Les expo­si­tions uni­ver­selles et les nombreux zoos humains, mettant en scène des corps non blancs exotisés devant un public européen, ont été, dès la fin des années 1800, une source inépui­sable d’inspiration pour les indus­tries créatives. Jusqu’à la fin du XXe siècle, ils nour­rissent notamment l’imagination des cou­tu­riers comme Jeanne Lanvin ou plus tard Yves Saint Laurent, qui se plaisent à « découvrir » et col­lec­tion­ner les objets, tissus, drapés issus de cultures « orientales ».

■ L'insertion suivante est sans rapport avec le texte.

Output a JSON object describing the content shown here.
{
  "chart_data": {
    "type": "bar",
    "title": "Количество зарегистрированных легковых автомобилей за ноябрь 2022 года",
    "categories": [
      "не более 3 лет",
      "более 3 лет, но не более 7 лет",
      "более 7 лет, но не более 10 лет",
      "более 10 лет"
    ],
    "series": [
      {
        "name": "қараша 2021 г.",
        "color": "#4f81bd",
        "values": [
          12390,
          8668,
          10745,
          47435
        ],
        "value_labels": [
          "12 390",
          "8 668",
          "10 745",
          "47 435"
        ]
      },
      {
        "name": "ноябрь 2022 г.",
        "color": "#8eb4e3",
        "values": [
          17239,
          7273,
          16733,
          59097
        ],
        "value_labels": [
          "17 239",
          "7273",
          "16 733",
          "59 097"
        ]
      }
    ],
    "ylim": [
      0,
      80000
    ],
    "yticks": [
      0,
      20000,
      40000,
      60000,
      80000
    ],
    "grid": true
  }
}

Pour l’historien d’art Khémaïs Ben Lakhdar, auteur de L’Appropriation cultu­relle. Histoire, domi­na­tion et création : aux origines d’un pillage occi­den­tal (Stock 2024), les liens entre l’expansion des empires coloniaux européens et l’orientalisme de la couture pari­sienne à la fin du XIXe et au début du XXe siècle pour­raient se résumer à une expres­sion : « l’appropriation cultu­relle ». Ce mécanisme d’oppression, par le biais duquel une personne ou un groupe en situation de domi­na­tion pille les res­sources d’un groupe minorisé en décon­tex­tua­li­sant l’objet pillé à des fins capi­ta­listes, perpétue des sté­réo­types colo­nia­listes et raciaux. Parmi les exemples récents les plus marquants, on peut évoquer Dolce & Gabbana et sa publicité pour pro­mou­voir son arrivée sur le marché chinois, mettant en scène une mannequin asiatique tentant de manger une pizza et des spa­ghet­tis avec des baguettes. De son côté, Prada a été critiqué pour avoir créé un pull orné d’une bouche rouge évoquant un blackface (1).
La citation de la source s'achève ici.